Why Paige Spiranac Came To LSU Gymnast Olivia Dunne's Defense

LSU gymnast Olivia Dunne has risen to fame from her TikTok videos. Her popularity became so prominent that a large group of young men went to her meet to cheer her on. According to a video posted to TikTok by former NCAA champion Sam Peszek, the men repeatedly chanted, "Livvy, Livvy, we want her" outside of the meet venue. "This is actually so scary and disturbing and cringey," Peszek captioned the video. "I'm embarrassed for them. Leave her alone."

After the news had gotten to Dunne, the gymnast took to Twitter to speak out about the behavior of her fanboys. "I will always appreciate and love the support from you guys, but if you come to a meet, I want to ask you to please be respectful of the other gymnasts and the gymnastics community as we are just doing our job," she wrote.

It was also reported that LSU would be taking extra security measures to ensure the protection of Dunne and the other gymnasts on the team. "I take our team's safety and security very seriously," LSU head coach Jay Clark told ESPN. He mentioned that there will be a "perimeter" of security when the team is getting on and off the bus, and they're changing the way the gymnasts are able to meet their families, friends, and fans after a competition. Although Dunne has risen to fame, she still receives criticism for what she does, and Paige Spiranac has come to the gymnast's defense.

Olivia Dunne is seemingly following in Paige Spiranac's footsteps

As of November 2022, it is rumored that Olivia Dunne makes $2 million per year for her name, image, and likeness (NIL) deals, per The U.S. Sun. But some people think it's not fair or appropriate for student athletes like Dunne to seemingly use her body to earn money.

But golfer-turned-social media star Paige Spiranac thinks the opposite. She defended Dunne's decision to be a social media influencer on top of being a student athlete. "I'm so sick of women belittling accomplishments of other women because it's done differently than they would," she tweeted. "@livvydunne is getting hate for making 2 million a year. She's built a successful business (at 20) all while being a student-athlete. That's badass."

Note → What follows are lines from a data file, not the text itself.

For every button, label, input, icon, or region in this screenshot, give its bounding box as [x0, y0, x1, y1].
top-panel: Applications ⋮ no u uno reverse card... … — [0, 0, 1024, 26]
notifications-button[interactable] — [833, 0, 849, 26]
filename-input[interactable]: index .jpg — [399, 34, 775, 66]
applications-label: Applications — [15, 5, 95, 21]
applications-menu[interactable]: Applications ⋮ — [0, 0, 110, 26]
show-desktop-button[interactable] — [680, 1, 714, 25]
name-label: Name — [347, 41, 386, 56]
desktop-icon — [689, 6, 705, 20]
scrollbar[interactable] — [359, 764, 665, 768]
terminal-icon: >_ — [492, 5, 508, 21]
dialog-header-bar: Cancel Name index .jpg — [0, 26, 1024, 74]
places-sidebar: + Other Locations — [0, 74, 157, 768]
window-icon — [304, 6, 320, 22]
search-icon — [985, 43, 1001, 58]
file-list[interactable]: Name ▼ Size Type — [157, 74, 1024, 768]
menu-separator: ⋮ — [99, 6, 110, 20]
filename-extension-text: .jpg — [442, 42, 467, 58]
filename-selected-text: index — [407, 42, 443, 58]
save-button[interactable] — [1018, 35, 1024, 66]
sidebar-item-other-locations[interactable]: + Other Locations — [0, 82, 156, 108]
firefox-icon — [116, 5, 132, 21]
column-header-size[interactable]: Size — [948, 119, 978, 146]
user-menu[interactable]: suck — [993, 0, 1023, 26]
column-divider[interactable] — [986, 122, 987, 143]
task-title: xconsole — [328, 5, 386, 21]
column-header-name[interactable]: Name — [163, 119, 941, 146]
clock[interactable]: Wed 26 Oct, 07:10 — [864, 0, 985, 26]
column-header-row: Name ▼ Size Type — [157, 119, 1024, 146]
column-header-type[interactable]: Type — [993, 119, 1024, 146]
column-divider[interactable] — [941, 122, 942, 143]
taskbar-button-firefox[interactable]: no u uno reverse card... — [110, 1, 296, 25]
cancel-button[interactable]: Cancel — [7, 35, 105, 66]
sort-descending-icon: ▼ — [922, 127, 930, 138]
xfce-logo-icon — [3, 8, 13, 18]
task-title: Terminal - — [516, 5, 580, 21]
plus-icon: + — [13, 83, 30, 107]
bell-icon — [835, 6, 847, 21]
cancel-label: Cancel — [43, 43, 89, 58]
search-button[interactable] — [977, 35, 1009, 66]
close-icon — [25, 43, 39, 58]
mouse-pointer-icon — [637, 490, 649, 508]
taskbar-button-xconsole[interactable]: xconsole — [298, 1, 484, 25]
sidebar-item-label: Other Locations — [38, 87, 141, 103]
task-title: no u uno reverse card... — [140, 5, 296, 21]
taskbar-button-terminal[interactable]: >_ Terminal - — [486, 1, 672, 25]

Spiranac was set to be a professional golfer until she started getting a lot of attention on social media. She played one professional tour, and decided to retire in 2016, per Marca. Since then, her career shifted from being a professional athlete to being a social media influencer. "I never expected any of this to happen, but I'm so grateful that it did," she told Maxim. "I'm really able to love who I am and what I'm doing through content creation and being an influencer." But it seems that the notion of being a social media influencer and a student athlete is still hard for some to understand.

Social media changed the way athletes are endorsed

Stanford basketball coach Tara VanDerveer believes that Olivia Dunne and other student athletes should not be able to use their social media fame to receive endorsement deals. "I guess sometimes we have this swinging pendulum, where we maybe take two steps forward, and then we take a step back," she told the New York Times. "This is a step back."

LSU head gymnastics coach Jay Clark defended Dunne's decision to be a social media influencer in a "Today Show" interview. "If expression and self expression is something that we value as a right in this country, then we have to be consistent when it doesn't necessarily fit what our own agenda might be," he said. "I don't think it sets things back."

Sometimes being a social media influencer can benefit an athlete, especially after retirement. For example, former olympic gymnast Shawn Johnson and ex-NFL long snapper Andrew East have a huge following as they let their fans inside their personal life. "We've done better with ourselves in the past year with social [media] than the Olympics produced, which is crazy for us," Johnson told the Des Moines Register. She mentioned that they create, produce, and edit their own YouTube videos — allowing them to make it a full-time job.